The legal profession, the technology industry and the relationship between the two are in a state of transition. Computer processing power has doubled every year for decades, leading to an explosion in corporate data and increasing pressure on lawyers entrusted with reviewing all of this information.

Now, the legal industry is undergoing significant change, with the advent of machine learning technology fundamentally reshaping the way lawyers conduct their day-to-day practice. Indeed, whilst technological gains might once have had lawyers sighing at the ever-increasing stack of documents in the review pile, technology is now helping where it once hindered. For the first time ever, advanced algorithms allow lawyers to review entire document sets at a glance, releasing them from wading through documents and other repetitive tasks. This means legal professionals can conduct their legal review with more insight and speed than ever before, allowing them to return to the higher-value, more enjoyable aspect of their job: providing counsel to their clients.

In this article, we take a look at how this has been made possible.

Practicing law has always been a document and paper-heavy task, but manually reading huge volumes of documentation is no longer feasible, or even sustainable, for advisors. Even conservatively, it is estimated that we create 2.5 quintillion bytes of data every day, propelled by the usage of computers, the growth of the Internet of Things (IoT) and the digitalisation of documents. Many lawyers have had no choice but resort to sampling only 10 per cent of documents, or, alternatively, rely on third-party outsourcing to meet tight deadlines and resource constraints. Whilst this was the most practical response to tackle these pressures, these methods risked jeopardising the quality of legal advice lawyers could give to their clients.

Legal technology was first developed in the early 1970s to take some of the pressure off lawyers. Most commonly, these platforms were grounded on Boolean search technology, requiring months and even years building the complex sets of rules. As well as being expensive and time-intensive, these systems were also unable to cope with the unpredictable, complex and ever-changing nature of the profession, requiring significant time investment and bespoke configuration for every new challenge that arose. Not only did this mean lawyers were investing a lot of valuable time and resources training a machine, but the rigidity of these systems limited the advice they could give to their clients. For instance, trying to configure these systems to recognise bespoke clauses or subtle discrepancies in language was a near impossibility.

Today, machine learning has become advanced enough that it has many practical applications, a key one being legal document review.

Machine learning can be broadly categorised into two types: supervised and unsupervised machine learning. Supervised machine learning occurs when a human interacts with the system in the case of the legal profession, this might be tagging a document, or categorising certain types of documents, for example. The machine then builds its understanding to generate insights to the user based on this human interaction.
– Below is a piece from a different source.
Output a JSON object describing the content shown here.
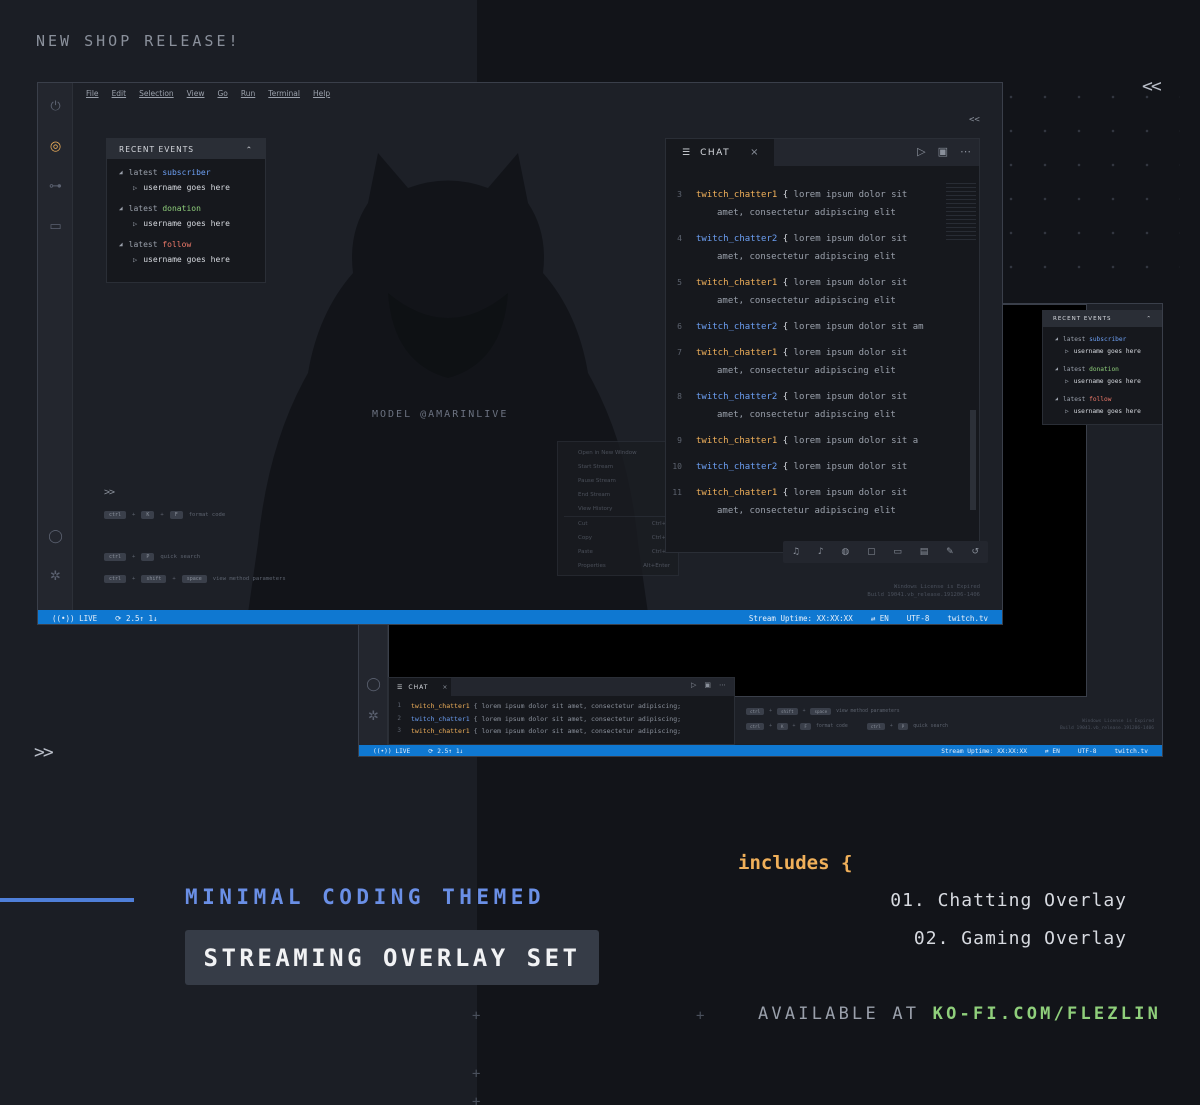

Unsupervised machine learning is where the technology forms an understanding of a certain subject without any input from a human. For legal document review, the unsupervised machine learning will cluster similar documents and clauses, along with clear outliers from those standards. Because the machine requires no a priori knowledge of what the user is looking for, the system may indicate anomalies or unknown unknowns- data which no one had set out to identify because they didnt know what to look for. This allows lawyers to uncover critical hidden risks in real time.

It is the interplay between supervised and unsupervised machine learning that makes technology like Luminance so powerful. Whilst the unsupervised part can provide lawyers with an immediate insight into huge document sets, these insights only increase with every further interaction, with the technology becoming increasingly bespoke to the nuances and specialities of a firm.

This goes far beyond more simplistic contract review platforms. Machine learning algorithms, such as those developed by Luminance, are able to identify patterns and anomalies in a matter of minutes and can form an understanding of documents both on a singular level and in their relationship to each another. Gone are the days of implicit bias being built into search criteria, since the machine surfaces all relevant information, it remains the responsibility of the lawyer to draw the all-important conclusions. But crucially, by using machine learning technology, lawyers are able to make decisions fully appraised of what is contained within their document sets; they no longer need to rely on methods such as sampling, where critical risk can lay undetected. Indeed, this technology is designed to complement the lawyers natural patterns of working, for example, providing results to a clause search within the document set rather than simply extracting lists of clauses out of context. This allows lawyers to deliver faster and more informed results to their clients, but crucially, the lawyer is still the one driving the review.

With the right technology, lawyers can cut out the lower-value, repetitive work and focus on complex, higher-value analysis to solve their clients legal and business problems, resulting in time-savings of at least 50 per cent from day one of the technology being deployed. This redefines the scope of what lawyers and firms can achieve, allowing them to take on cases which would have been too time-consuming or too expensive for the client if they were conducted manually.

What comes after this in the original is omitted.